Marcel Winatschek

ACTA

Every few years someone decides the internet needs fixing, which always means locking it down a little tighter. ACTA—the Anti-Counterfeiting Trade Agreement—was one of those moments. An international treaty negotiated in secret by governments and entertainment lawyers, designed to stop online piracy but broad enough to destroy half of what made the internet work.

If it had passed, ISPs would’ve been legally liable for everything their users did. Constant monitoring, reporting to authorities, handing over personal information. Sharing a song became illegal. Quoting a film became illegal. Posting a video with background music became illegal. YouTube wouldn’t exist. Twitter wouldn’t exist. Tumblr, Reddit, any platform built on the basic idea that people share and remix and talk about things—all of it becomes legally impossible. Even linking to something becomes precarious. The internet as a space where ideas move freely, where people build on each other’s work, where you can say what you think: finished.

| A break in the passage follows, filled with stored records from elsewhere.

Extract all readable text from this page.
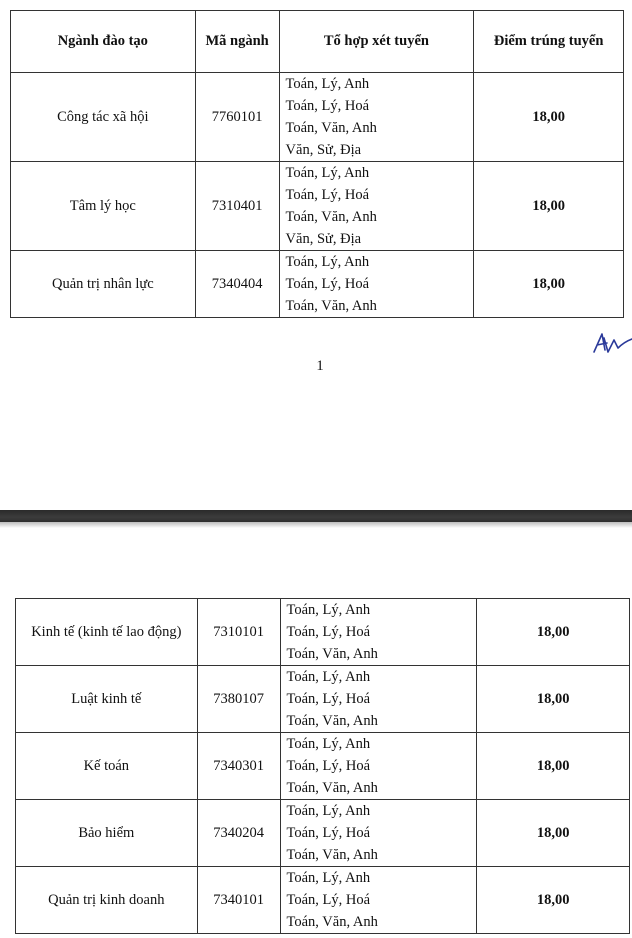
Ngành đào tạo	Mã ngành	Tổ hợp xét tuyển	Điểm trúng tuyển
Công tác xã hội	7760101	Toán, Lý, Anh
Toán, Lý, Hoá
Toán, Văn, Anh
Văn, Sử, Địa	18,00
Tâm lý học	7310401	Toán, Lý, Anh
Toán, Lý, Hoá
Toán, Văn, Anh
Văn, Sử, Địa	18,00
Quản trị nhân lực	7340404	Toán, Lý, Anh
Toán, Lý, Hoá
Toán, Văn, Anh	18,00
1
Kinh tế (kinh tế lao động)	7310101	Toán, Lý, Anh
Toán, Lý, Hoá
Toán, Văn, Anh	18,00
Luật kinh tế	7380107	Toán, Lý, Anh
Toán, Lý, Hoá
Toán, Văn, Anh	18,00
Kế toán	7340301	Toán, Lý, Anh
Toán, Lý, Hoá
Toán, Văn, Anh	18,00
Bảo hiểm	7340204	Toán, Lý, Anh
Toán, Lý, Hoá
Toán, Văn, Anh	18,00
Quản trị kinh doanh	7340101	Toán, Lý, Anh
Toán, Lý, Hoá
Toán, Văn, Anh	18,00
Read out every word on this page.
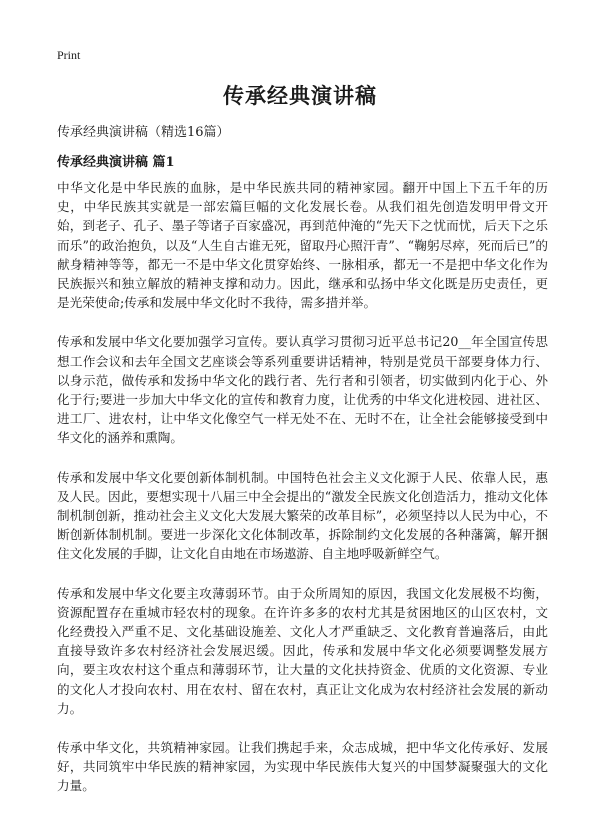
Print
传承经典演讲稿

传承经典演讲稿（精选16篇）

传承经典演讲稿 篇1

中华文化是中华民族的血脉，是中华民族共同的精神家园。翻开中国上下五千年的历史，中华民族其实就是一部宏篇巨幅的文化发展长卷。从我们祖先创造发明甲骨文开始，到老子、孔子、墨子等诸子百家盛况，再到范仲淹的“先天下之忧而忧，后天下之乐而乐”的政治抱负，以及“人生自古谁无死，留取丹心照汗青”、“鞠躬尽瘁，死而后已”的献身精神等等，都无一不是中华文化贯穿始终、一脉相承，都无一不是把中华文化作为民族振兴和独立解放的精神支撑和动力。因此，继承和弘扬中华文化既是历史责任，更是光荣使命;传承和发展中华文化时不我待，需多措并举。

传承和发展中华文化要加强学习宣传。要认真学习贯彻习近平总书记20__年全国宣传思想工作会议和去年全国文艺座谈会等系列重要讲话精神，特别是党员干部要身体力行、以身示范，做传承和发扬中华文化的践行者、先行者和引领者，切实做到内化于心、外化于行;要进一步加大中华文化的宣传和教育力度，让优秀的中华文化进校园、进社区、进工厂、进农村，让中华文化像空气一样无处不在、无时不在，让全社会能够接受到中华文化的涵养和熏陶。

传承和发展中华文化要创新体制机制。中国特色社会主义文化源于人民、依靠人民，惠及人民。因此，要想实现十八届三中全会提出的“激发全民族文化创造活力，推动文化体制机制创新，推动社会主义文化大发展大繁荣的改革目标”，必须坚持以人民为中心，不断创新体制机制。要进一步深化文化体制改革，拆除制约文化发展的各种藩篱，解开捆住文化发展的手脚，让文化自由地在市场遨游、自主地呼吸新鲜空气。

传承和发展中华文化要主攻薄弱环节。由于众所周知的原因，我国文化发展极不均衡，资源配置存在重城市轻农村的现象。在许许多多的农村尤其是贫困地区的山区农村，文化经费投入严重不足、文化基础设施差、文化人才严重缺乏、文化教育普遍落后，由此直接导致许多农村经济社会发展迟缓。因此，传承和发展中华文化必须要调整发展方向，要主攻农村这个重点和薄弱环节，让大量的文化扶持资金、优质的文化资源、专业的文化人才投向农村、用在农村、留在农村，真正让文化成为农村经济社会发展的新动力。

传承中华文化，共筑精神家园。让我们携起手来，众志成城，把中华文化传承好、发展好，共同筑牢中华民族的精神家园，为实现中华民族伟大复兴的中国梦凝聚强大的文化力量。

What’s strange is how close it came. The machinery was already in place. Governments were on board. Corporate lobbyists had been pushing for years. Then somehow it didn’t happen. People found out what was being done, got angry, organized. Protests in cities across Europe. Millions of petition signatures. Politicians suddenly nervous about the voters they depended on. The whole thing collapsed.

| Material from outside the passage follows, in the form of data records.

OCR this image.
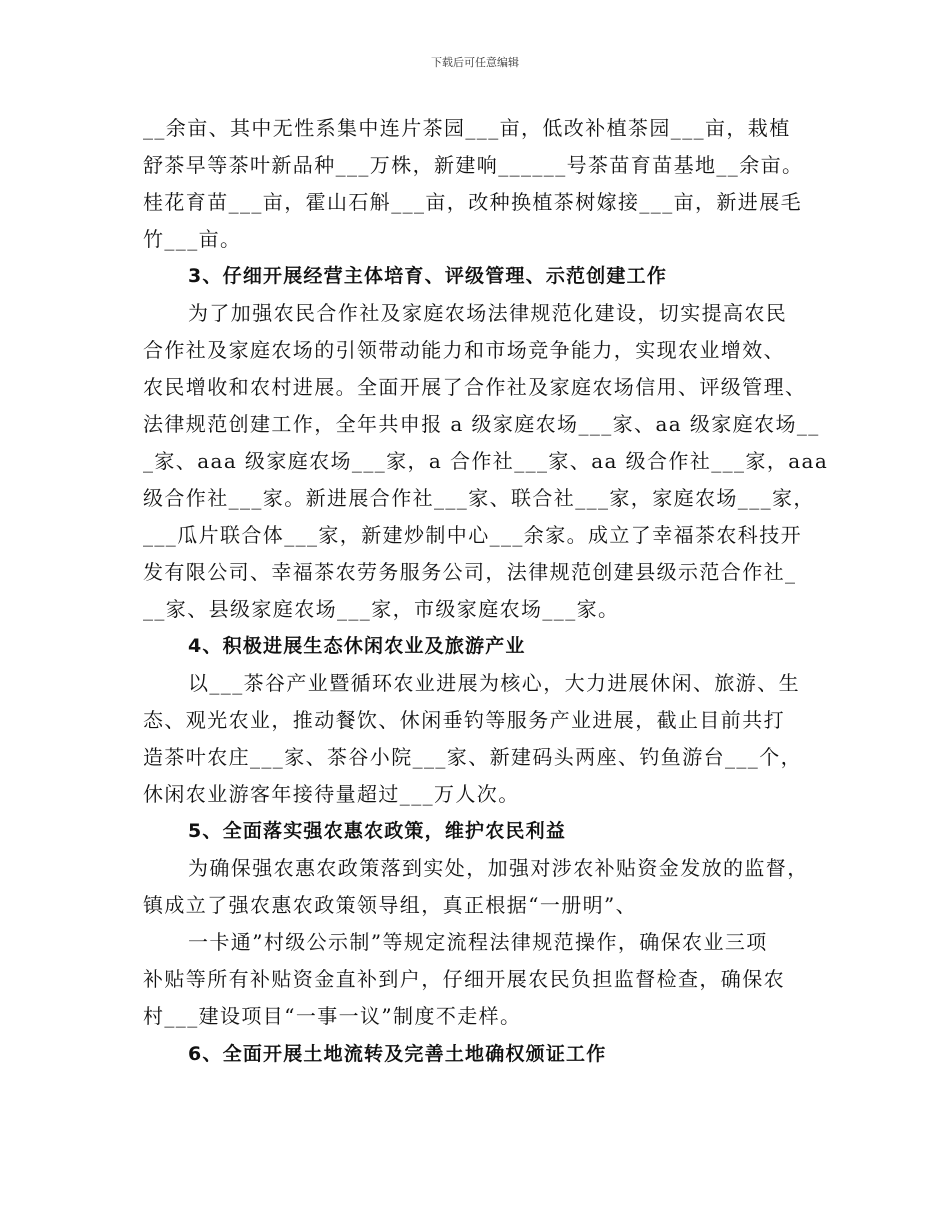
下载后可任意编辑
__余亩、其中无性系集中连片茶园___亩，低改补植茶园___亩，栽植
舒茶早等茶叶新品种___万株，新建响______号茶苗育苗基地__余亩。
桂花育苗___亩，霍山石斛___亩，改种换植茶树嫁接___亩，新进展毛
竹___亩。
3、仔细开展经营主体培育、评级管理、示范创建工作
为了加强农民合作社及家庭农场法律规范化建设，切实提高农民
合作社及家庭农场的引领带动能力和市场竞争能力，实现农业增效、
农民增收和农村进展。全面开展了合作社及家庭农场信用、评级管理、
法律规范创建工作，全年共申报 a 级家庭农场___家、aa 级家庭农场__
_家、aaa 级家庭农场___家，a 合作社___家、aa 级合作社___家，aaa
级合作社___家。新进展合作社___家、联合社___家，家庭农场___家，
___瓜片联合体___家，新建炒制中心___余家。成立了幸福茶农科技开
发有限公司、幸福茶农劳务服务公司，法律规范创建县级示范合作社_
__家、县级家庭农场___家，市级家庭农场___家。
4、积极进展生态休闲农业及旅游产业
以___茶谷产业暨循环农业进展为核心，大力进展休闲、旅游、生
态、观光农业，推动餐饮、休闲垂钓等服务产业进展，截止目前共打
造茶叶农庄___家、茶谷小院___家、新建码头两座、钓鱼游台___个，
休闲农业游客年接待量超过___万人次。
5、全面落实强农惠农政策，维护农民利益
为确保强农惠农政策落到实处，加强对涉农补贴资金发放的监督，
镇成立了强农惠农政策领导组，真正根据“一册明”、
一卡通”村级公示制”等规定流程法律规范操作，确保农业三项
补贴等所有补贴资金直补到户，仔细开展农民负担监督检查，确保农
村___建设项目“一事一议”制度不走样。
6、全面开展土地流转及完善土地确权颁证工作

I don’t think about ACTA much anymore. The internet changed anyway in ways far more effective than ACTA would’ve managed—monopolies instead of open platforms, data harvesting instead of public surveillance, erosion of privacy through corporate terms of service instead of government mandate. The people pushing the original deal won anyway, just through channels they hadn’t expected. But for a moment, for maybe a few weeks, people understood that the thing they lived in every day, that felt inevitable and permanent, could be taken away. That understanding was brief. It mattered anyway.